Importante salientar que essa questão fundamentalista não está restrita ao islamismo. Os cristãos tivemos momentos fundamentalistas na história. Os batistas, vez por outra flertam com um fundamentalismo de verniz protestante. Relembro novamente Locke: “não cabe ao Estado se imiscuir nas questões espirituais/religiosas”. Devemos pregar o Evangelho, mas sempre à margem do Estado, jamais pelo Estado, como bem exemplificou Jesus. É a força do argumento e não o argumento da força, como diz o professor Urbano Zilles…
Para terminar, há um terceiro limite à competência do indivíduo: o que chamo aqui de intra-eclesial. Através dele quero defender a tese que, embora tenhamos preferências políticas, e alguns até filiação partidária, a igreja é apartidária. Tenho dito na Igreja que pastoreio que o partido do profeta é Deus e Sua Justiça. Diante disso a convivência comunitária precisa transcorrer respeitando as diferenças de percepção política, sem, pelo menos no ambiente eclesiástico, demonizações de ideários de direita ou de esquerda. Somos competentes para exercer a nossa cidadania e para manifestar tolerância com a opinião divergente.

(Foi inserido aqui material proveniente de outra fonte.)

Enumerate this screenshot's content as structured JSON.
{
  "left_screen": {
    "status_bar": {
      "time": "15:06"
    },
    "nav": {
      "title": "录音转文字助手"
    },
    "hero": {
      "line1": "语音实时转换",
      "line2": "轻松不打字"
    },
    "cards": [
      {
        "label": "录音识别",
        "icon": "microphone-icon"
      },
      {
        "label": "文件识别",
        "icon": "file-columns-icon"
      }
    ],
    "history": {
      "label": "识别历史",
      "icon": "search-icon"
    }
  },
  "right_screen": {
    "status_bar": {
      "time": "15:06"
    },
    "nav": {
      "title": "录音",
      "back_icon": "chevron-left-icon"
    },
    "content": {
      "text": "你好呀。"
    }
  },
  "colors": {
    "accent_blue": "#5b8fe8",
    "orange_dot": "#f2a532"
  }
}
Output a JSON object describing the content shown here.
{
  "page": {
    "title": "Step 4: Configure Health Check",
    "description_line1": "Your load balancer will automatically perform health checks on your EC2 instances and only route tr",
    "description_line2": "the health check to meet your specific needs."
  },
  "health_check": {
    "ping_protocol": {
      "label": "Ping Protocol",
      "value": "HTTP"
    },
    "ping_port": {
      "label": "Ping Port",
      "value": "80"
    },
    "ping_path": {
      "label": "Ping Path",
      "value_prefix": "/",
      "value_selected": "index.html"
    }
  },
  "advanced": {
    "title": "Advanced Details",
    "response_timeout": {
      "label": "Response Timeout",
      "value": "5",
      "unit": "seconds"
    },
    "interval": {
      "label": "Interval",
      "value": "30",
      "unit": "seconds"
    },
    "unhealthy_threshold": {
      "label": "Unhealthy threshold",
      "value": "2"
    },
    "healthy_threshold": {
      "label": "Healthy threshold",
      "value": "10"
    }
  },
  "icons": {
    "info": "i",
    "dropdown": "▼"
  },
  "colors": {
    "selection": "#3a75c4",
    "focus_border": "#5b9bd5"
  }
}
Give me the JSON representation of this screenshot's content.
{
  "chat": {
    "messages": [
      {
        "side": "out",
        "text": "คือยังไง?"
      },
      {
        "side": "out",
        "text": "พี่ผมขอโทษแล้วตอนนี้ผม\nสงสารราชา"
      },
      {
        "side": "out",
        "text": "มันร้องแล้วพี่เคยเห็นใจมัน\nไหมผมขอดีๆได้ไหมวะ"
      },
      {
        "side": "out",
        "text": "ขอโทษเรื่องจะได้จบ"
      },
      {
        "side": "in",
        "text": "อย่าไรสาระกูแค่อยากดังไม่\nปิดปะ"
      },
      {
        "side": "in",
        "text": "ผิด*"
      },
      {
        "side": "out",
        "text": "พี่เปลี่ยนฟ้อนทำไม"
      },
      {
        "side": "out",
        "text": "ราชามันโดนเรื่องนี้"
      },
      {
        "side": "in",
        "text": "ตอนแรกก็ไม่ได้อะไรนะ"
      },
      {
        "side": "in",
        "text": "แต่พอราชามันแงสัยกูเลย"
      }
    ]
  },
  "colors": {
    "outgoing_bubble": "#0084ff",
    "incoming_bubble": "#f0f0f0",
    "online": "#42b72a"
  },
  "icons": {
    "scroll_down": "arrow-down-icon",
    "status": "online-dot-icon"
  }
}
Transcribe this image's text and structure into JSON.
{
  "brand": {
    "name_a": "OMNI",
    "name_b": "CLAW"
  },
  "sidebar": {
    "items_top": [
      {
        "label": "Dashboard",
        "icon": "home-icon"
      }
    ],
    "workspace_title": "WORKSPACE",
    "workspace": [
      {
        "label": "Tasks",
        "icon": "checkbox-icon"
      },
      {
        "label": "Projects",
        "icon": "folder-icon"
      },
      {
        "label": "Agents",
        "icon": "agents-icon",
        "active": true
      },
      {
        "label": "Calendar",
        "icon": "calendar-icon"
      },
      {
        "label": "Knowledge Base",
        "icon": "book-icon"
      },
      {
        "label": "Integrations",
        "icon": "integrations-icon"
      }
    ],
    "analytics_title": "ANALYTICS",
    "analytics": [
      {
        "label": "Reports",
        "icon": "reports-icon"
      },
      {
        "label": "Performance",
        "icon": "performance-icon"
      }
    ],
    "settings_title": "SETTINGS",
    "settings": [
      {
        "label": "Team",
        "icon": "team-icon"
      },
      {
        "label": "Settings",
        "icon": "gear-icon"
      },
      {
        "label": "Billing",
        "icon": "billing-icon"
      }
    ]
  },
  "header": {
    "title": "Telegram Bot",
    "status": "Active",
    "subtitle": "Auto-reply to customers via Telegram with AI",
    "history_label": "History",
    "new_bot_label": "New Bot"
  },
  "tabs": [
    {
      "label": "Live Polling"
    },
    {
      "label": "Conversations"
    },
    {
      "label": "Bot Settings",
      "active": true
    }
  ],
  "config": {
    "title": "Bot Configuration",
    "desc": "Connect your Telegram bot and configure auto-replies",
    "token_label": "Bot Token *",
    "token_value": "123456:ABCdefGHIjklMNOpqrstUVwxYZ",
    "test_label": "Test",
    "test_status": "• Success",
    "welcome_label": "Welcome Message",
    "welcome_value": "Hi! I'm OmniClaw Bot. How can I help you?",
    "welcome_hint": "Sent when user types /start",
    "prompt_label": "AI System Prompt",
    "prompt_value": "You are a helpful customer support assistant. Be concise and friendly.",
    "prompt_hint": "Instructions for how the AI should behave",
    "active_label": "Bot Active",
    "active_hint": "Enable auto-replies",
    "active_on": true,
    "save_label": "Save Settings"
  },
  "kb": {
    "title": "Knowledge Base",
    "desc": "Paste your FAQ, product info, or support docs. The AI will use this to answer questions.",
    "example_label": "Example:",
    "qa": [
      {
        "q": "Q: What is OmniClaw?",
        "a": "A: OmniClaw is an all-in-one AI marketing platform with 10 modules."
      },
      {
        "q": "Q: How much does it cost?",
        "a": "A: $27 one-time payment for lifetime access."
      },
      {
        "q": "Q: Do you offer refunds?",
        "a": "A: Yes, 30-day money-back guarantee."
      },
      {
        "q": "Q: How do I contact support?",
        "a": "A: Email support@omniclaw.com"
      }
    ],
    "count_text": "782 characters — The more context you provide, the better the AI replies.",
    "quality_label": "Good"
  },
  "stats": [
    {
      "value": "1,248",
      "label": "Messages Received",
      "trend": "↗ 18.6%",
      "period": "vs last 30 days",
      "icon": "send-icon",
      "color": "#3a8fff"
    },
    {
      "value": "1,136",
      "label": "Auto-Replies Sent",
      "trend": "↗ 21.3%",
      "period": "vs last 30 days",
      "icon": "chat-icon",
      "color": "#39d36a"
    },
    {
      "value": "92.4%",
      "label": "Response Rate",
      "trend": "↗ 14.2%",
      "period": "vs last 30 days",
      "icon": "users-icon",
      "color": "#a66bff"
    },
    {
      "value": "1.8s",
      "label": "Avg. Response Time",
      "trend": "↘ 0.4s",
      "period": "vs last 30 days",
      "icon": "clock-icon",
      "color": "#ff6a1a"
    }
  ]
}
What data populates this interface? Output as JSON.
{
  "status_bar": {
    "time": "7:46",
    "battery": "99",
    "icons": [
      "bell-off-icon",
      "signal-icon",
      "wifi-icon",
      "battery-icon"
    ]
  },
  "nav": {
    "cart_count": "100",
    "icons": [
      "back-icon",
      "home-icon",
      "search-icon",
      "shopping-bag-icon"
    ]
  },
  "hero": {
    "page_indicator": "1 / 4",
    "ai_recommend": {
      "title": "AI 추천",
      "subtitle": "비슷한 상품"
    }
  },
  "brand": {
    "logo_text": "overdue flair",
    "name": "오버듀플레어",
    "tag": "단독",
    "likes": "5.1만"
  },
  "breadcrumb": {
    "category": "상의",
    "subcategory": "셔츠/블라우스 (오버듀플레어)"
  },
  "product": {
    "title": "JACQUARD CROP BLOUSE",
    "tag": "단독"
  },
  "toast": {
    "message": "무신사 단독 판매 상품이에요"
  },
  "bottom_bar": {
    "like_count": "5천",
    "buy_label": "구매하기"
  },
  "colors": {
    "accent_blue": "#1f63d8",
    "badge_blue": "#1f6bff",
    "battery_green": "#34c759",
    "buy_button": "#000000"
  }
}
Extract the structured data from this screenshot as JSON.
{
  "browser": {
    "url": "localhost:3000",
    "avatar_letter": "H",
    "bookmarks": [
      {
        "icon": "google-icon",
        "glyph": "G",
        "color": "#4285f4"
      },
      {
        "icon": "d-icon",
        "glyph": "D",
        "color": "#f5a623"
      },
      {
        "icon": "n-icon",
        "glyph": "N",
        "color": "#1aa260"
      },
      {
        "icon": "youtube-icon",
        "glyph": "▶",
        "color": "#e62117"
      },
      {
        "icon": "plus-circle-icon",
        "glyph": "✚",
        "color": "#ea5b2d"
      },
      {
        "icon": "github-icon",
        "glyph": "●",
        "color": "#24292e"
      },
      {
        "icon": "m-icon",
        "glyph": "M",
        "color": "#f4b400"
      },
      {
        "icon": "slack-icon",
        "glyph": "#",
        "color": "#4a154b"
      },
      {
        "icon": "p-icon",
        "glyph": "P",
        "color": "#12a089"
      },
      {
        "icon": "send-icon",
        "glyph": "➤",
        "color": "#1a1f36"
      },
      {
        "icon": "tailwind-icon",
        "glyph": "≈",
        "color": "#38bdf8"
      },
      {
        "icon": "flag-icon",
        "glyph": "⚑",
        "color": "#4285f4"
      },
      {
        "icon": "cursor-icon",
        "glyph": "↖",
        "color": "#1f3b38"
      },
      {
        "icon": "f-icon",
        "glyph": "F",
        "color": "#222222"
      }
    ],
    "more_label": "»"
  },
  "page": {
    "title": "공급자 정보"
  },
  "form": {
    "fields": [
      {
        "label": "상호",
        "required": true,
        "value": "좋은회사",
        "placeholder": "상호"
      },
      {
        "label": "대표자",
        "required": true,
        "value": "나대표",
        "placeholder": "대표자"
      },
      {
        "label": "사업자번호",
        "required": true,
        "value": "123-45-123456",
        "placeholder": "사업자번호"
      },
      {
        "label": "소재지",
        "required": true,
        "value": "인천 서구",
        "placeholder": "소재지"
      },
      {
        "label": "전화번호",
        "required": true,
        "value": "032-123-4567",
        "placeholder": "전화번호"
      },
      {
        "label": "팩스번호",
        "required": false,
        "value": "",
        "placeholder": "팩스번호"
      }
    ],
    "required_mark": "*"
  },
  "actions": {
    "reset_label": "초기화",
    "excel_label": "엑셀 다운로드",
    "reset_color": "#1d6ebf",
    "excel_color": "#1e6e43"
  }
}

Historicamente sempre houve líderes batistas progressistas e também conservadores. Na primeira metade do século XX, alguns dos maiores filósofos sociais defenderam a tese de que os batistas eram progressistas. Seu ideal de igualdade, sua forma de congregacionalismo, sua preocupação social e com a sociedade apontava para esse elogioso (sim, enquanto Ernst Troeltsch, por exemplo, criticava os presbiterianos, luteranos, ele rasgava elogios a nós batistas) caminho. Talvez porque como batistas levemos muito a sério, pelo menos nos nossos púlpitos, o desejo de reeditar a koinônica Igreja Primitiva. A experiência igualitária mais sensacional que o mundo viu, mas que durou somente três capítulos…
Os batistas, como denominação, não somos, nem devemos ser de direita, ou de esquerda. O dia que formos de algum lado, deixaremos de ser de Deus. É preciso respeitar a competência do outro, a liberdade do outro em fazer sua opção política. De igual modo é preciso evitar a perseguição alheia por conta de divergência política. É possível ser cristão de direita, assim como é possível ser cristão de esquerda. Se é desejável ou não, isso remete ao gosto, a preferência de cada um. Verdade é também que é mais comum encontrarmos os que são de posicionamento político de centro, ou mesmo de uma social democracia, como é o caso dos países (protestantes) da Escandinávia.
No ambiente eclesiástico não somos de partidos. As facções são obras da carne (Gl.5:20). Na Igreja somos militantes da paz, que uma vez embebida na longanimidade, mansidão, domínio próprio e no amor (Gl.5:21,22), transborda em comunhão, vida e salvação (João 17:21) em nossas comunidades de fé. É primeiramente na vida da Igreja que nossa moderação, como dizia o apóstolo (Fp. 4:5) deve ser conhecida. Que assim seja.